Pokémon Pokopia, de quoi mener sa meilleure Poké-Vie – TEST

Par le 19 Mar 2026 à 15:00 - Temps de lecture : 7 minutes 30 sec

Il ne va pas sans dire que Pokémon Pokopia est le phénomène du moment : ce tout nouveau spin-off de la licence la plus lucrative du monde connaît un fort engouement sur les réseaux sociaux, que ce soit X (anciennement Twitter), TikTok, Twitch et tant d'autres. En même temps, allier le style du « cozy-game » (qui avait déjà fait sensation avec Animal Crossing: New Horizons en 2020) avec l'univers des monstres de poche, le succès était à prévoir. Pourtant, l'engouement est monté d'un coup, à quelques jours de sa sortie. Depuis, les fans ont pu y jouer, dévoilant son lot de surprises à travers un Kanto déchu, région dans laquelle il faudra tout mettre en œuvre, à l'aide d'autres créatures, pour lui raviver sa vivacité d'antan. Alors, est-ce si plaisant que ça de mener sa meilleure “Poké-Vie”

Métamorph, antagoniste atypique

La première chose qu'on remarque sur le jeu, c'est évidemment son propre personnage : un Métamorph, qui est capable de prendre une forme humanisée. C'est donc cette créature qui servira de protagoniste dans Pokémon Pokopia, pour le plus grand bonheur de certains, mais pour le malheur des autres aussi, au vu d'un chara-design qui fait clivage au sein de la communauté…

Mais au final, le plus important, c'est ce qu'est capable de faire Métamorph, non ? Pour donner vie à Kanto, il faudra donc aménager un tas d'endroits, en rendant la région plus verte, plus humide, mais aussi plus confortable pour les monstres de poche. Comme le protagoniste est capable de prendre la forme d'autres Pokémon, il est aussi capable de copier leurs capacités. Il faudra donc concevoir différents habitats en fonction des goûts de nos amis afin de les attirer et se lier d'amitié avec eux.

A défaut d'avoir des outils à disposition, c'est donc les capacités des Pokémon qui permettront de remodeler ce monde à notre goût.
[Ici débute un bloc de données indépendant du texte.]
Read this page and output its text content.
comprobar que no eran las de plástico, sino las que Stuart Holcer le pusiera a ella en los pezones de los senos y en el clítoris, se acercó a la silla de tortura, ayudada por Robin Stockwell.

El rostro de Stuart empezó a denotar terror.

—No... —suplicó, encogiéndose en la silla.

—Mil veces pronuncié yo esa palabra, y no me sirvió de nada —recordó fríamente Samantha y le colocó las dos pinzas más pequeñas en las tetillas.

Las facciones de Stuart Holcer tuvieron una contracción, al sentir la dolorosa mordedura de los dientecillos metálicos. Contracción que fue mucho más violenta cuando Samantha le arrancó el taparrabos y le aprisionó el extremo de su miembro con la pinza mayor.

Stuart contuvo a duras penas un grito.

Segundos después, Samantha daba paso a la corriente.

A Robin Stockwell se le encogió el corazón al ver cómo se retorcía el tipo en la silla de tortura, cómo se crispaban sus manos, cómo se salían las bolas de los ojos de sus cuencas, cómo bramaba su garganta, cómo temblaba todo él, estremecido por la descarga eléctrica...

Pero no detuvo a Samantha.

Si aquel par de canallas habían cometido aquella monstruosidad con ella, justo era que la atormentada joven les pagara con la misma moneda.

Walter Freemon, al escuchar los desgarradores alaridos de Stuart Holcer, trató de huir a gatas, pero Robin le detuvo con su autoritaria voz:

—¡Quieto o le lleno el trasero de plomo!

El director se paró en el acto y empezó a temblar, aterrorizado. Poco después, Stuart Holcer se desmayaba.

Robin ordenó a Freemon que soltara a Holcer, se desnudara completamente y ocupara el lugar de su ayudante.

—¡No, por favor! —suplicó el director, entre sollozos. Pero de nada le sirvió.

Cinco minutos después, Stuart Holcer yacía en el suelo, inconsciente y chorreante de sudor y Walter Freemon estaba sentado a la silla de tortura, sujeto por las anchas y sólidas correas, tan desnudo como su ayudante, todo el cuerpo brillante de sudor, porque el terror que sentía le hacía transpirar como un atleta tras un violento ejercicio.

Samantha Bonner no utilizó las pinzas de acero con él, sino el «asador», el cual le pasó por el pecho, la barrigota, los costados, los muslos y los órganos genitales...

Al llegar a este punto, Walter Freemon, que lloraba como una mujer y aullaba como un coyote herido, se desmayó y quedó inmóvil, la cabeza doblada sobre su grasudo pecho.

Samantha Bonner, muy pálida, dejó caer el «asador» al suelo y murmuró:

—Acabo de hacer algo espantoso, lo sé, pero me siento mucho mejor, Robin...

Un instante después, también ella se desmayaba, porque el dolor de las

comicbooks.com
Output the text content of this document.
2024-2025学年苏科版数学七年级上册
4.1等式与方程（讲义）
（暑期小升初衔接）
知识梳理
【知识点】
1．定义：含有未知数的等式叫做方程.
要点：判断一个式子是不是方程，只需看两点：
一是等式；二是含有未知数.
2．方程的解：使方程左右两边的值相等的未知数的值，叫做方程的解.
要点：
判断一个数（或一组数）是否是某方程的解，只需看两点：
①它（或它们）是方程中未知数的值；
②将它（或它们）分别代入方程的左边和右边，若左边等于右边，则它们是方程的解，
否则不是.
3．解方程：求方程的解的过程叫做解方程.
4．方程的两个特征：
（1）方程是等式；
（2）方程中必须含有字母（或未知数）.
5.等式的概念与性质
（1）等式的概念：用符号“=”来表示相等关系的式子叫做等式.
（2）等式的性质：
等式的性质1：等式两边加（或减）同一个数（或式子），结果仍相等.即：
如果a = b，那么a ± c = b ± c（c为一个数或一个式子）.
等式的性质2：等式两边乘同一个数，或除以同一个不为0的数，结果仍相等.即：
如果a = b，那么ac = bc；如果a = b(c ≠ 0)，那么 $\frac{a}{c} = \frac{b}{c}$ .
On peut, entre autres, citer Éclate-Roc, qui permet de casser des blocs en tout genre, Fertilisation pour rendre la terre… fertile, ou encore Pistolet à O, qui permet d'hydrater ce monde devenu trop sec. 

Toutes ces tâches ont un sens : attirer un maximum de Pokémon. Tout comme dans les jeux classiques de la licence, ces créatures ont des habitats propices à leurs goûts. Lorsque certains pourront être attirés en créant une zone d'herbe, d'autres attendront un coin proche de l'eau, pendant que certains, plus exigeants, seront attirés par un objet en particulier. Si c'était déjà amusant de compléter le Pokédex dans les jeux en tour par tour qu'on connaît tous, Pokémon Pokopia ne déroge pas à la règle.

Il est très amusant de concevoir une large diversité d'habitats, non pas pour “tous les attraper”, mais cette fois plutôt pour se lier d'amitié avec tout le monde. Heureusement, il ne faudra pas faire des habitats à l'aveuglette : des “traces” de Pokémon pourront être inspectées fréquemment, dans le but de connaître ce dont a besoin une créature en particulier. Ces indices seront à retrouver dans notre “Habitadex” présent sur le Pokédex de Métamorph.

En tout, il y a 300 monstres de poche à découvrir sur Pokémon Pokopia. Un chiffre bien moindre par rapport au nombre réel de Pokémon existant entre la 1ère et la 9e génération, mais il aurait été difficile de trouver la place pour tout ce bestiaire, bien que les îles soient assez grandes pour s'amuser de nombreuses heures. D'autant plus que ce spin-off semble promettre des évènements réguliers, comme “Des Aigrettes pour Granivol”, disponible quelques jours après la sortie du jeu.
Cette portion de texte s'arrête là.